Phoenix attorney Michael T. Morrissey prepared the report after Attorney General Mark Brnovich found that Reagan’s office had broken the law. Brnovich refused take action to secure the voters’ right to information by allowing the Special Election to continue.
Arizona law requires that the Secretary of State distribute publicity pamphlets in advance of early voting in certain elections, including elections in which amendments to the Arizona Constitution have been put to the voters.
● Although the Secretary of State produced and mailed publicity pamphlets in advance of the Special Election, as required by Arizona law, approximately 200,000 households did not receive publicity pamphlets by the statutory deadline.
● In January 2016, the Secretary of State’s office began work on the household mailing list for the publicity pamphlet.
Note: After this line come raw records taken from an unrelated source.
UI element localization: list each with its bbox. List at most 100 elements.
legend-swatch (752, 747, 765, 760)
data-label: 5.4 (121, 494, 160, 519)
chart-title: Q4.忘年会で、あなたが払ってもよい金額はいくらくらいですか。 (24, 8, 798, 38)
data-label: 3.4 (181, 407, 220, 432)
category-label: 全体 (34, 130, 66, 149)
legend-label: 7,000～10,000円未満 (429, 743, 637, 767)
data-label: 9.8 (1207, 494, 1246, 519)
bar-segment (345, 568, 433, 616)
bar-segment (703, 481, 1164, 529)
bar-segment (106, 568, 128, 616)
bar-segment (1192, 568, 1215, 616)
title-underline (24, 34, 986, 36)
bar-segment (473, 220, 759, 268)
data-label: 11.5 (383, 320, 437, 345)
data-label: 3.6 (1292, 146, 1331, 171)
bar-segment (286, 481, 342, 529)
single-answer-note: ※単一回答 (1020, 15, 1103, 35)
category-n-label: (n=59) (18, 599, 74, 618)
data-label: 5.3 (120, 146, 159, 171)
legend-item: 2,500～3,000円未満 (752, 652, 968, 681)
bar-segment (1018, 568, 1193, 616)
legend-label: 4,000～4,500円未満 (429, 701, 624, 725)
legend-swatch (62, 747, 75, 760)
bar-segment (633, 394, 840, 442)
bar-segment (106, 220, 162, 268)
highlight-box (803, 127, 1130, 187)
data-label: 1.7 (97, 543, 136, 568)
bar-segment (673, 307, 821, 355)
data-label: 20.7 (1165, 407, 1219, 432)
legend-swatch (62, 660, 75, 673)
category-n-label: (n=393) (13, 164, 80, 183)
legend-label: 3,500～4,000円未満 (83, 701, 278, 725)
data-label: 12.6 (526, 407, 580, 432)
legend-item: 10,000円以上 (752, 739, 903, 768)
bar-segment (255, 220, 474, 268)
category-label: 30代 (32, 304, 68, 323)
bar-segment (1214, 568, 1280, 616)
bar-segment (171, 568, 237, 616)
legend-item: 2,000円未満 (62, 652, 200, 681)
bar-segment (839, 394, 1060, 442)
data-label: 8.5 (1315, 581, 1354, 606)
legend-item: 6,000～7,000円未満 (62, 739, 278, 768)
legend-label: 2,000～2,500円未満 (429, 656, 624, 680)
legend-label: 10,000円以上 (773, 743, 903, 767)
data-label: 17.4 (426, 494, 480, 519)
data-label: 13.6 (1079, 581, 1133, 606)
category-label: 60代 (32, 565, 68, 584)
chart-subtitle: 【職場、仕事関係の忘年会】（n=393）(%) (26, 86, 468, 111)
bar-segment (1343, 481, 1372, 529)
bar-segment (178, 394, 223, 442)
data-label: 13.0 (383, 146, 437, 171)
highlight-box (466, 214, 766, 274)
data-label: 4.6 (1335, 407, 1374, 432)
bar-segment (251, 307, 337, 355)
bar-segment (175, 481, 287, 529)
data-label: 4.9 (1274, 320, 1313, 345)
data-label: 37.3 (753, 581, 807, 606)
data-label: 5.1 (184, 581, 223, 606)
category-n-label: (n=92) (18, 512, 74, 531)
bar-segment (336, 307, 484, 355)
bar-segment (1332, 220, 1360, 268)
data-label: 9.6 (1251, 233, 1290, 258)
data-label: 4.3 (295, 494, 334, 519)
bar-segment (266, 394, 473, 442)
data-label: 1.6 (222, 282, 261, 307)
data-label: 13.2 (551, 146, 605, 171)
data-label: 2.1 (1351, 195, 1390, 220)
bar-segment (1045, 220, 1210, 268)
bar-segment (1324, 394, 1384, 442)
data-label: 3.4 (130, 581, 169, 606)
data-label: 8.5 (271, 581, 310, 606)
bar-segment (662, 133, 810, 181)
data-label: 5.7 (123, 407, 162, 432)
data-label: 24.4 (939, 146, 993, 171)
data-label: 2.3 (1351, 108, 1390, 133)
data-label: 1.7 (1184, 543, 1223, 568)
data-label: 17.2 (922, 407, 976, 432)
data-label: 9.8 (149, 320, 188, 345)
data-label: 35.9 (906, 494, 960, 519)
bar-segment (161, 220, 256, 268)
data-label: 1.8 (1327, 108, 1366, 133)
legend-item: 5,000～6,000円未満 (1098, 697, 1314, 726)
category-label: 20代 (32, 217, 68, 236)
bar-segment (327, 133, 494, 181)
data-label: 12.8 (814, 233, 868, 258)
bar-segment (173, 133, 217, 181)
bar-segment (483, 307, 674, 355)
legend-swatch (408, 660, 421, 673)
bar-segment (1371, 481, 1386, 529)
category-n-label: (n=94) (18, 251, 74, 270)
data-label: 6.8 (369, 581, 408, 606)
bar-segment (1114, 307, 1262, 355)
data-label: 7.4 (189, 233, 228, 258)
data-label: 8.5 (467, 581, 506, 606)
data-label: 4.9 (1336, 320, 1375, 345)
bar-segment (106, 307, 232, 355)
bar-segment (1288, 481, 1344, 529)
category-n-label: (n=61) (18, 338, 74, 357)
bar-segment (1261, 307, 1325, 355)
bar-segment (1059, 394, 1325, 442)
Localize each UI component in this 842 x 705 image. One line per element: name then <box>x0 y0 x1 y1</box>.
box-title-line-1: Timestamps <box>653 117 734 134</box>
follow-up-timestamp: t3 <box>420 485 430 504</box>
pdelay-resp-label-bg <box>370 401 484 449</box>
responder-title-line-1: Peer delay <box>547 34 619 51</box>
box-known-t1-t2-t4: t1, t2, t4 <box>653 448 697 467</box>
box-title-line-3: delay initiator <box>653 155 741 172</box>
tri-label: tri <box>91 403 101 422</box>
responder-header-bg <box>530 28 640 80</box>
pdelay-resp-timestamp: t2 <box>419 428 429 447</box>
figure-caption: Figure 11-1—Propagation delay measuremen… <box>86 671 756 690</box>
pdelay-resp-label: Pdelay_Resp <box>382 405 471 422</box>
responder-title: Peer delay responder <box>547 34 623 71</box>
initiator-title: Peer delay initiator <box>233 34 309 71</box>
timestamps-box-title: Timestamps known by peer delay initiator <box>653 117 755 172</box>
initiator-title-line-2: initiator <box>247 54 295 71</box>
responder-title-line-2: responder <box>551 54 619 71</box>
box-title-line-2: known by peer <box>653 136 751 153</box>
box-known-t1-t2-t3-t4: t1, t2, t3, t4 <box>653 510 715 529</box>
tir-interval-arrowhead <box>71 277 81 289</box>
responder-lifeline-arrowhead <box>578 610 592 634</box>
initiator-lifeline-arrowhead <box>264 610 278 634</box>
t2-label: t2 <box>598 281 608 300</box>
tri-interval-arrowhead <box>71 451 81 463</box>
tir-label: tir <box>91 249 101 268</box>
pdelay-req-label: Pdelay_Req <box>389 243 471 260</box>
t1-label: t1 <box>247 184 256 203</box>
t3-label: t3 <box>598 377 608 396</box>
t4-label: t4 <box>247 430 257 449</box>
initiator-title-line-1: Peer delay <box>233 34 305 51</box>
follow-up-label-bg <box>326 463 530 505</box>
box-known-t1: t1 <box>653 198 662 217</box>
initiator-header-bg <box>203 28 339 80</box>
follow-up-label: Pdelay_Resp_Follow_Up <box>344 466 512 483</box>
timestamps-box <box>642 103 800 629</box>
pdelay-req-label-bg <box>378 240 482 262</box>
The publicity pamphlet for the May 2016 Special Election was the first one for Secretary of State Michele Reagan’s administration.
● The Election Services division, directed by Eric Spencer, who joined the office when the Secretary took office in January 2015, was responsible for development and mailing of the publicity pamphlet for the May 2016 Special Election.
● Due to turnover in staff, management of the publicity pamphlets was assigned to employees who had not previously worked on a household mailing list. Primary responsibility was assigned to Janine Petty, the Secretary of State’s Deputy Election Director, with the assistance of Jacob Coats, the office’s Election Technology Analyst, who had been hired in late November 2015.
●Early voting began as scheduled on April 20, 2016, the last date by law for receipt of the pamphlets by voters. On April 22, 2016, with voting already underway, the Secretary of State’s office was notified by the Election Director for Yavapai County that some voters had not received their publicity pamphlets.
●By April 25, 2016, Petty and others within the Secretary of State’s office were advised that the issue was not limited to Yavapai County elections personnel in both Coconino County and Graham County had also noted that they had not received publicity pamphlets.
●From April 22, 2016, forward, the Secretary of State’s office received a steady flow of information from election personnel from multiple counties, advising the Secretary of State that many pamphlets had not arrived.
●Lynn Constabile, Election Director for Yavapai County, first raised the issue in multiple emails on April 22, 2016 with Deputy Election Director Petty, advising Petty that elections staff were “starting to be questioned” because “[no] one here has received one yet.” Petty assured Constabile that the publicity pamphlets had been mailed but noted that she had called the mailing vendor for more information, as she had been told the latest delivery date would be six days earlier, on April 16, 2016.
●Petty initially believed the issue was limited to Yavapai County and asked the printer to determine why certain addresses in Yavapai County had not received pamphlets. By April 25, 2016, however, it was evident that the failure was widespread and not limited to a single county. On that day, Coconino County Recorder Patty Hansen emailed Petty, informing her that “half the people in my office have not received their pamphlets yet” and telling Petty that Hansen had spoken with Constabile about pamphlets not arriving in Yavapai County. Constabile also advised Petty that election officials in Graham and Coconino County had not received pamphlets, but an election official in Mohave County had received a pamphlet.
The Secretary of State’s office delayed disclosure to county election officials and the public regarding the situation for at least several days, during which time ballots were being completed and returned by voters. As a result, voters were denied the opportunity to find information about the propositions elsewhere.
The report found that the failure to deliver enough pamphlets in a timely manner “demonstrates poor or incompetent execution of the task.”